My DH was always an absolute nightmare, the minute one of them sneezed he thought they should be at the Dr. However he is terrified of going to the Dr so expected me to take them. It was the main source of arguments throughout their childhood. I would tell him if he felt they needed to go he was welcome to take them, if not he could shut up and let me decide. On the other hand if I felt they needed a check up I wouldn't always tell him because he would then be on Google coming up with allsort of worst case scenarios and generally getting himself in a state.

vipersnest1 · 25/05/2022 10:03

Reading your last post, @Themidnightpig, is worrying.
IMO, you need to have a discussion with him about his approach to any possible medical issues with your DD. Is he really of the opinion that he would rather not know if there is a problem, and therefore do nothing to help her resolve it?
It's an extreme example, but I had a discussion with my husband (now XH) about DC2 seemingly being blind at two weeks old. He would not accompany us to the GP, not to the hospital the next day 'because I didn't need him there'. The truth is he was too much of a bloody coward to face up to the fact that there was something wrong. I've never forgiven him for it.
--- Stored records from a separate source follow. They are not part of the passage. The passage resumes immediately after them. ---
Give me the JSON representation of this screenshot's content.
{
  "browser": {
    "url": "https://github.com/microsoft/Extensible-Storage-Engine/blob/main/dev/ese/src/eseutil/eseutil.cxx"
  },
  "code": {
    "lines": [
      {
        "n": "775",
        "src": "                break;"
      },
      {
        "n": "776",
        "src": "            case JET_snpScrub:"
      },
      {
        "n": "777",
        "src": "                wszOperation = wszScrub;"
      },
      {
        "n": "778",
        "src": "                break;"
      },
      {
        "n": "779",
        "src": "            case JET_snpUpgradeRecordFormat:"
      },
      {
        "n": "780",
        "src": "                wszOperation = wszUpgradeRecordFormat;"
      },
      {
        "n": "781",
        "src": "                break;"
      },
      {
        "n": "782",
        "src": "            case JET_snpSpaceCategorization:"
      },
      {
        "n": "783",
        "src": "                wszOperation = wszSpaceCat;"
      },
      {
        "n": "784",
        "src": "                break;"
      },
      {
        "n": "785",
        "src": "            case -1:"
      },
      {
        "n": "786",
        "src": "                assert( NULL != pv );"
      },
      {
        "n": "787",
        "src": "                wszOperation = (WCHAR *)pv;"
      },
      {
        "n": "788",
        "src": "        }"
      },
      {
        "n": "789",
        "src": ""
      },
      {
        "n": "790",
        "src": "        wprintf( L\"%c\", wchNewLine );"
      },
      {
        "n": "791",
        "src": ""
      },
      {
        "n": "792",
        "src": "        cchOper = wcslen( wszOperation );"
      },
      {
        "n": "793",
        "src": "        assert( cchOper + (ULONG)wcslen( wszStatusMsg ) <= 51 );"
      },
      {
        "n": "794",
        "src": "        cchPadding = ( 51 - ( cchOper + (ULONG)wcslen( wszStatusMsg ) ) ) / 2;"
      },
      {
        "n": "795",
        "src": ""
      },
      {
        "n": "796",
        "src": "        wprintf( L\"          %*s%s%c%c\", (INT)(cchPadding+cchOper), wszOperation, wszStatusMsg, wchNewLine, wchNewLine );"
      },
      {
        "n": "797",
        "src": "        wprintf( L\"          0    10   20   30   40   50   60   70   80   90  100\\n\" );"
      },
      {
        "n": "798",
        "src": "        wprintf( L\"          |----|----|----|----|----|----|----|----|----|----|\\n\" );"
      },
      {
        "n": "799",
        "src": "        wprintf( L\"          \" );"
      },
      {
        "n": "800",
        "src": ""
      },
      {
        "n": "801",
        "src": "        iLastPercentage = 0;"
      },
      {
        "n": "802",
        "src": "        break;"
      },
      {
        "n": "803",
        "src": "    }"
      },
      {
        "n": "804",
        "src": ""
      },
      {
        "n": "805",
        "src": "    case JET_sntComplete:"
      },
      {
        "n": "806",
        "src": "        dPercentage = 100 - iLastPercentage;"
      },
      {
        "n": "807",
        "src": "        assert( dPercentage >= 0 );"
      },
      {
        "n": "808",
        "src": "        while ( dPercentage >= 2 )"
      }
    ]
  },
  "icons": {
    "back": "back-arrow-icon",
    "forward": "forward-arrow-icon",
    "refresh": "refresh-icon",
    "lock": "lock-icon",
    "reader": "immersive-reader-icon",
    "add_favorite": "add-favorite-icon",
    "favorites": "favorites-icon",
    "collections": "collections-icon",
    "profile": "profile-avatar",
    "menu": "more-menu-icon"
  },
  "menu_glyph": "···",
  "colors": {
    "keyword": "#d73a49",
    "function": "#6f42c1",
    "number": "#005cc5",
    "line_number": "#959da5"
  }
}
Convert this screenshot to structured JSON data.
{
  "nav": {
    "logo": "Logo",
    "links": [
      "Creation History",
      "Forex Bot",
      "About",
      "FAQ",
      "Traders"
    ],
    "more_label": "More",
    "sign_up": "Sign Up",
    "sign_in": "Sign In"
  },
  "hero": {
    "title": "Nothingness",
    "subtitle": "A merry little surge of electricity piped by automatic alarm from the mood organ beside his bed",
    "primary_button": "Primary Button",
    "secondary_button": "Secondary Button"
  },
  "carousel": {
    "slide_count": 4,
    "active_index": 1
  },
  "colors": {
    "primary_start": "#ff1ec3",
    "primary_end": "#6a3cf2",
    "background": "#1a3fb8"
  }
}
DangerNoodles · 25/05/2022 10:05

Sorry OP, but his reaction seems extreme. YANBU to take your DC to the doctors, it's very difficult to tell sometimes with children so small if something is a problem or not so best to get a professional opinion. There is a reason why overworked doctors prefer parents to err on the side of caution. I would inform my husband if I was taking my DC to the Drs, not have a discussion and I would expect him to do the same if he thought something was wrong.

butimjayigetaway · 25/05/2022 10:05

Themidnightpig · 25/05/2022 08:40

Just looking for opinions really.

I asked on here a week or so ago about my 9 month olds leg dragging when she crawls. I got lots of comments that it was normal but also a couple that it could be a sign of hip problems etc so it would be wise to have it checked. So I have made a GP appointment for next month.

Anyway my husband is pretty cross about this. He thinks she is absolutely fine and doesn't need to be dragged off to the doctors and we basically ended up in a bit of a row where I said it's no big deal and I think I should be able to take her to a GP without needing to run it by him.

But AIBU? Should doctors appointments be discussed by both parents?

I think major decisions should be between both parents. Sure, make the appointment, but don't keep it a secret, ask him to come along, and be involved in any decisions.

Calling up to make the appointment is fine as long as it fits with his schedule.

If you disagree about needing to see a doctor that's a bit different, does he feel there is some harm that can be done by being taken to the GP?